Check the appropriate box below if the Form 8-K filing is intended to simultaneously satisfy the filing obligation of the registrant under any of the following provisions:

 

¨ Written communications pursuant to Rule 425 under the Securities Act (17 CFR 230.425)

 

¨ Soliciting material pursuant to Rule 14a-12 under the Exchange Act (17 CFR 240.14a-12)

 

¨ Pre-commencement communications pursuant to Rule 14d-2(b) under the Exchange Act (17 CFR 240.14d-2(b))

 

¨ Pre-commencement communications pursuant to Rule 13e-4(c) under the Exchange Act (17 CFR 240.13e-4(c))

 

 

 


Item 7.01. Regulation FD Disclosure.

On March 22, 2010, Active Power, Inc., a Delaware corporation (the “Company”), posted a statement on its website at http://www.activepower.com announcing that Gary Rackow, the Company’s Vice President of Sales for the Americas, passed away on March 16, 2010.

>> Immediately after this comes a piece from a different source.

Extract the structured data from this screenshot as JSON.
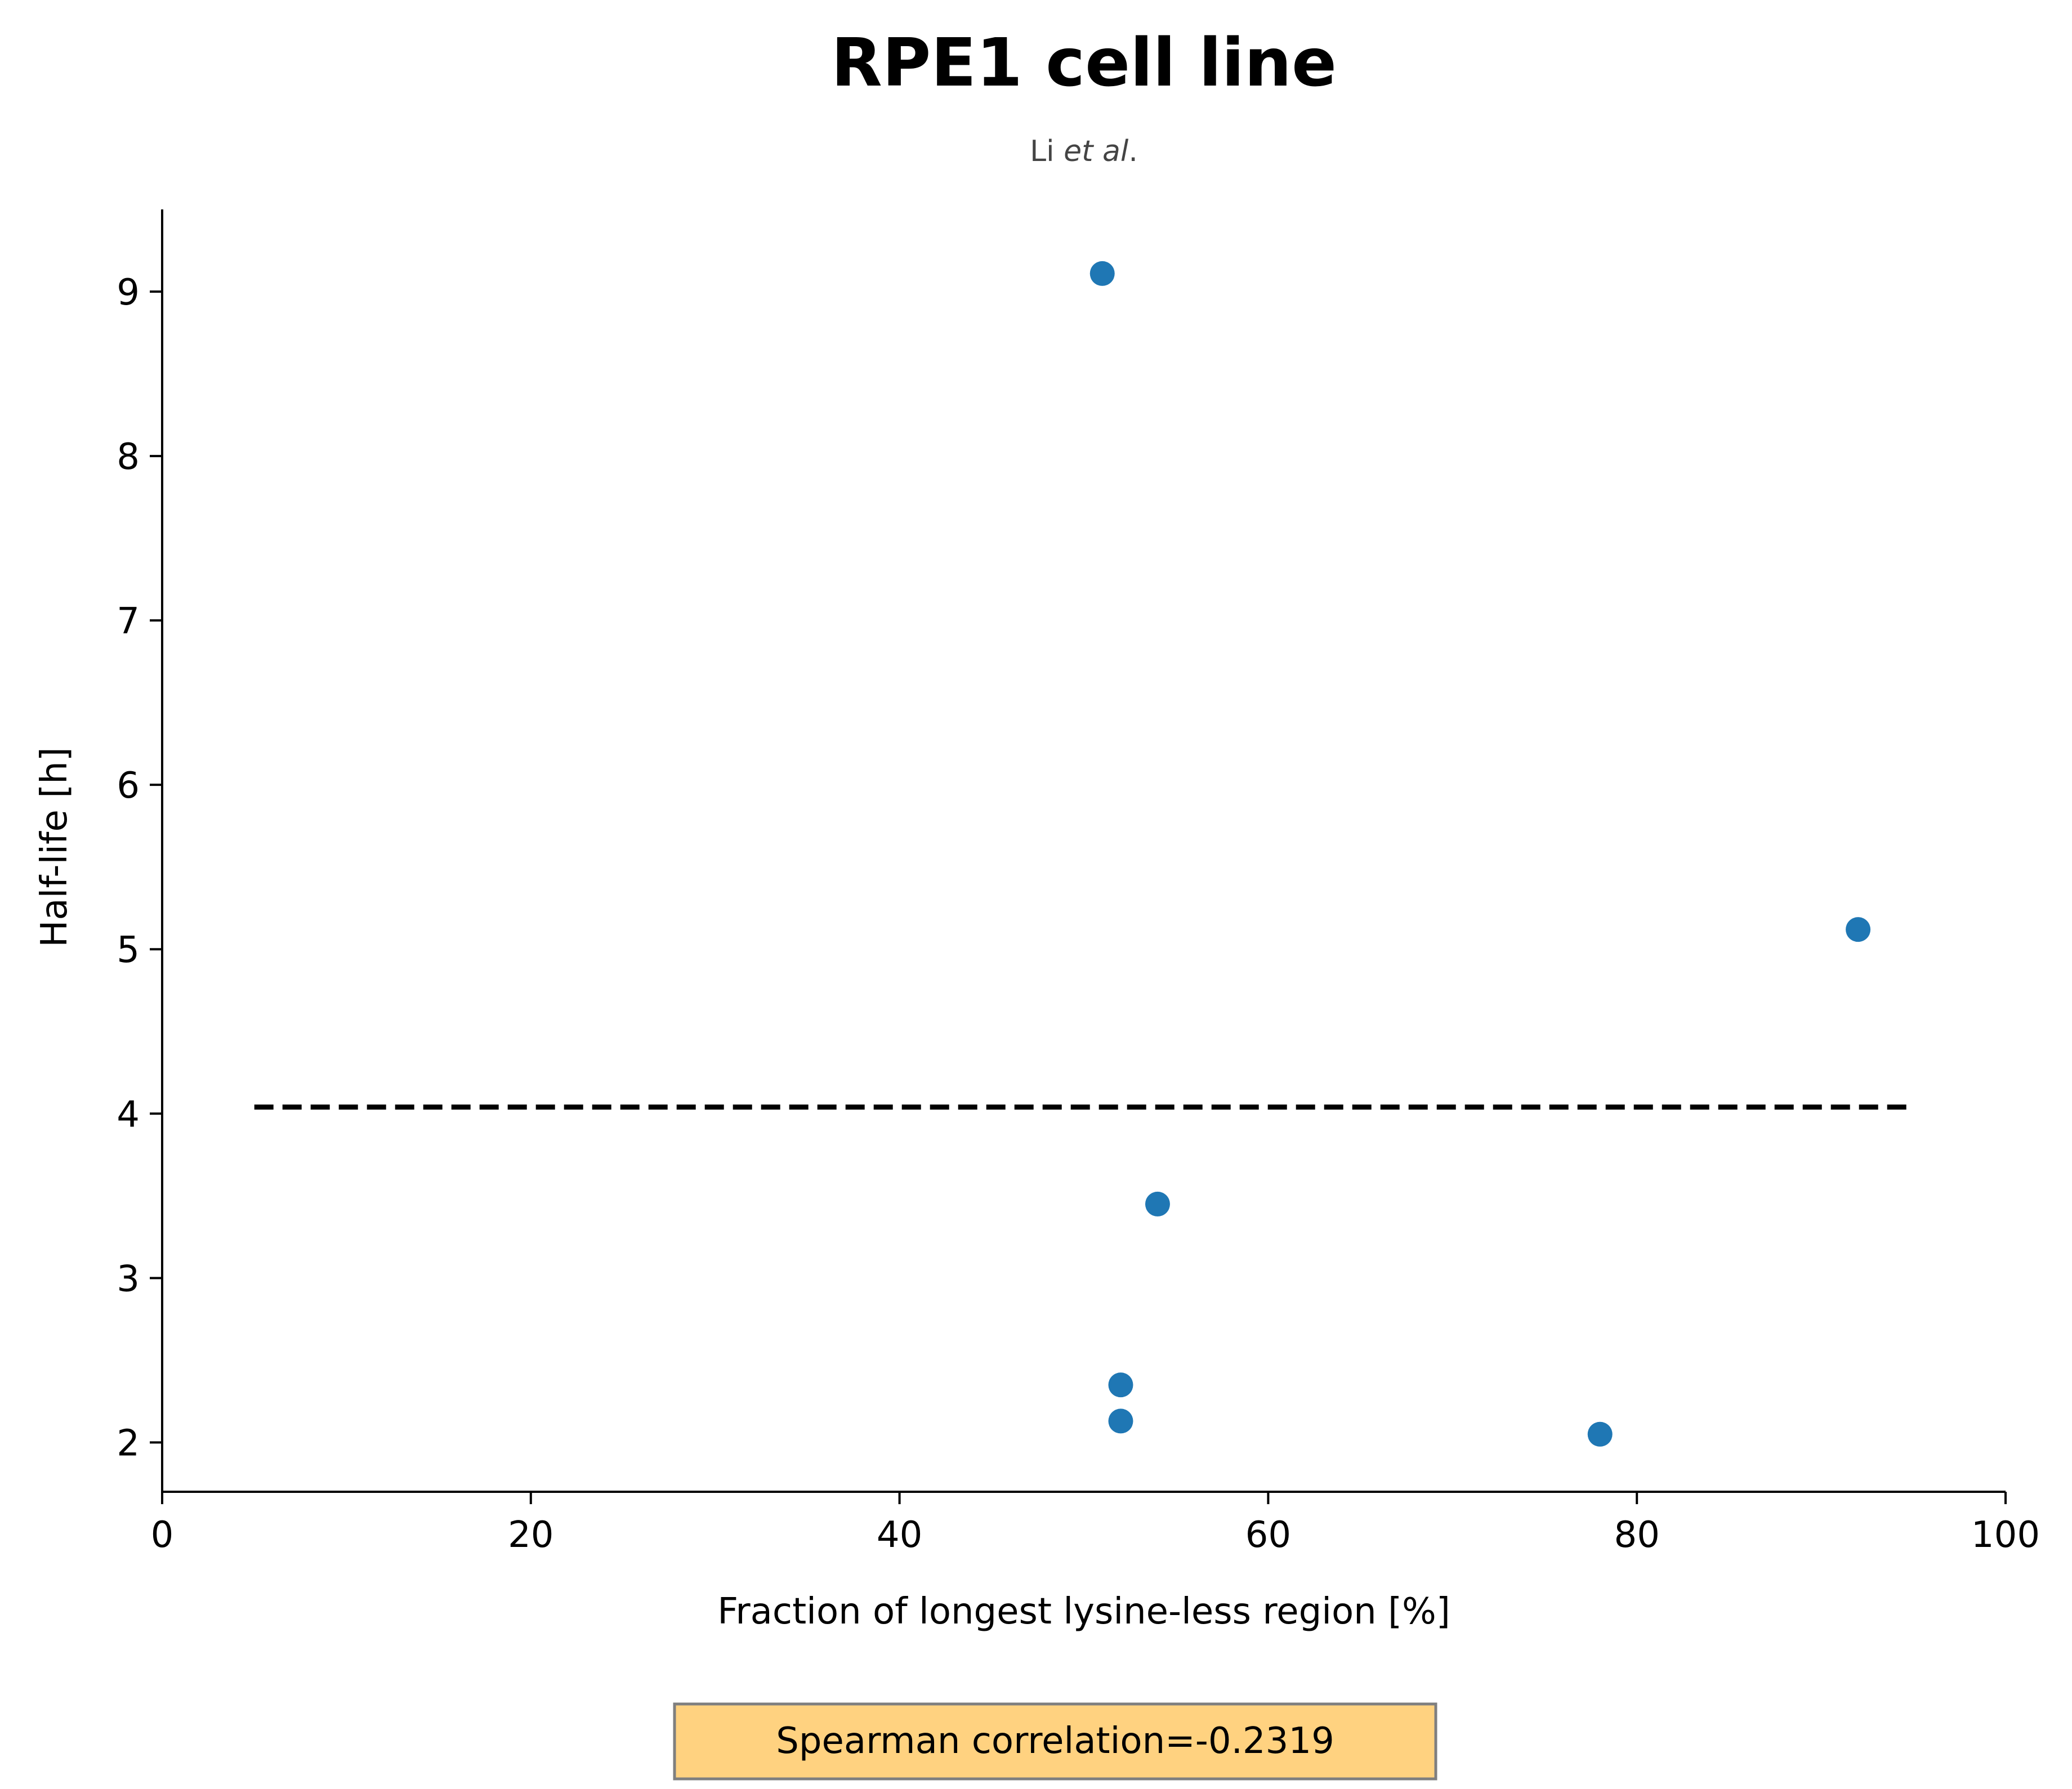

The full text of the statement is attached hereto as Exhibit 99.1. In accordance with General Instruction B.2 of Form 8-K, the information in Item 7.01 in this Current Report on Form 8-K, including Exhibit 99.1 hereto, shall not be deemed “filed” for the purposes of Section 18 of the Securities Exchange Act of 1934, as amended (the “Exchange Act”), or otherwise subject to the liabilities of that section, nor shall it be deemed incorporated by reference in any filing under the Securities Act of 1933, as amended, or the Exchange Act, except as shall be expressly set forth by specific reference in such a filing. The information on the Company’s website is not, and shall not be deemed to be, part of this Form 8-K or incorporated into any filing the Company makes with the Securities and Exchange Commission, except as expressly set forth in such a filing.

 

Item 9.01 Financial Statements and Exhibits.

 

(d)

   Exhibits

99.1

   Statement of Active Power, Inc. dated March 22, 2010.


SIGNATURES

Pursuant to the requirements of the Securities Exchange Act of 1934, the registrant has duly caused this report to be signed on its behalf by the undersigned hereunto duly authorized.

 

         ACTIVE POWER, INC.

Date: March 22, 2010

      By:   

/s/    JOHN K. PENVER        

        

John K. Penver

Chief Financial Officer


EXHIBIT INDEX

 

Exhibit
No.

 

Description

99.1   Statement of Active Power, Inc. dated March 22, 2010.